O Festim dos Corvos (As Crônicas de Gelo e Fogo – Livro Quatro)

Quem acompanha esta série de livros já deve saber, mas ao contrário dos três livros anteriores, o que deveria ser o quarto livro tinha um número absurdo de páginas devido à quantidade de personagens aos quais o autor cedeu o “ponto de vista”, ou seja, os capítulos narrados de acordo com o que determinado personagem presenciava e pensava. Para contornar a situação, o livro foi dividido em dois, onde cada um ficou com uma parte dos personagens. Infelizmente, na divisão, “O Festim dos Corvos” saiu em desvantagem, pois ficou com a ingrata tarefa de contar algumas das histórias mais aborrecidas e menos interessantes, ao meu ver, além de, pela primeira vez, não terminar com uma grande guerra ou pelo menos algum acontecimento grandioso.

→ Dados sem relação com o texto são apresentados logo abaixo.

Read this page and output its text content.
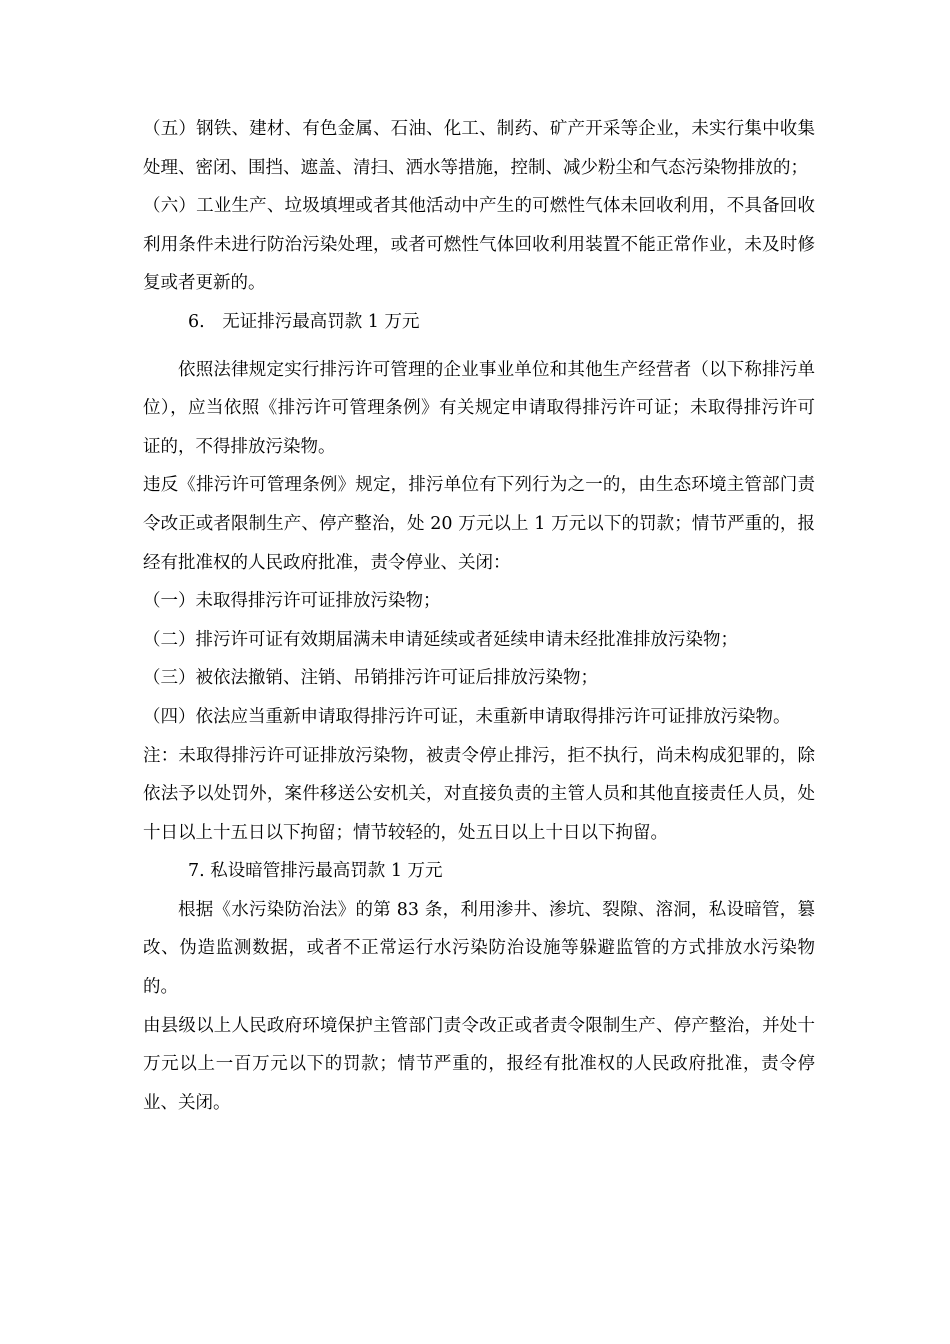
（五）钢铁、建材、有色金属、石油、化工、制药、矿产开采等企业，未实行集中收集处理、密闭、围挡、遮盖、清扫、洒水等措施，控制、减少粉尘和气态污染物排放的；

（六）工业生产、垃圾填埋或者其他活动中产生的可燃性气体未回收利用，不具备回收利用条件未进行防治污染处理，或者可燃性气体回收利用装置不能正常作业，未及时修复或者更新的。

6.　无证排污最高罚款 1 万元

依照法律规定实行排污许可管理的企业事业单位和其他生产经营者（以下称排污单位），应当依照《排污许可管理条例》有关规定申请取得排污许可证；未取得排污许可证的，不得排放污染物。

违反《排污许可管理条例》规定，排污单位有下列行为之一的，由生态环境主管部门责令改正或者限制生产、停产整治，处 20 万元以上 1 万元以下的罚款；情节严重的，报经有批准权的人民政府批准，责令停业、关闭：

（一）未取得排污许可证排放污染物；

（二）排污许可证有效期届满未申请延续或者延续申请未经批准排放污染物；

（三）被依法撤销、注销、吊销排污许可证后排放污染物；

（四）依法应当重新申请取得排污许可证，未重新申请取得排污许可证排放污染物。

注：未取得排污许可证排放污染物，被责令停止排污，拒不执行，尚未构成犯罪的，除依法予以处罚外，案件移送公安机关，对直接负责的主管人员和其他直接责任人员，处十日以上十五日以下拘留；情节较轻的，处五日以上十日以下拘留。

7. 私设暗管排污最高罚款 1 万元

根据《水污染防治法》的第 83 条，利用渗井、渗坑、裂隙、溶洞，私设暗管，篡改、伪造监测数据，或者不正常运行水污染防治设施等躲避监管的方式排放水污染物的。

由县级以上人民政府环境保护主管部门责令改正或者责令限制生产、停产整治，并处十万元以上一百万元以下的罚款；情节严重的，报经有批准权的人民政府批准，责令停业、关闭。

É interessante notar como a história evoluiu ao longo do tempo. Se no início tudo era motivo para sacar a espada e fazer voar sangue pelas páginas, agora já não há mais tantos embates, sendo as desavenças resolvidas na base dos acordos e traições. Das duas batalhas contidas no livro, uma não é narrada (em Pedra do Dragão, apenas relatada por personagens que participaram dela) e a outra é muito curta (ataque dos homens de ferro à foz do Vago).

Alguns capítulos eram realmente chatos de se ler, principalmente os de Alayne (Sansa Stark, disfarçada no Ninho da Águia), mas pelo menos até agora, todas as coisas triviais que acontecem parecem servir para algum acontecimento futuro. O único caso que eu ainda fiquei pouco satisfeito ao final do livro foi o de Brienne, que passou o livro inteiro correndo de um lado para o outro sem chegar a lugar algum. Tudo bem, foi feita uma grande revelação no último capítulo em que ela aparece, mas pelas pistas que eram dadas ao longo do livro, não era a coisa mais surpreendente do mundo.

Um personagem que simpatizei bastante foi Jaime Lannister. Parece que tudo o que havia de irritante nele sumiu junto com sua mão direita. Cersei, sua irmã, por outro lado, mergulha num estado de loucura e paranoia, o que a torna uma das últimas personagens indiscutivelmente “más” da história.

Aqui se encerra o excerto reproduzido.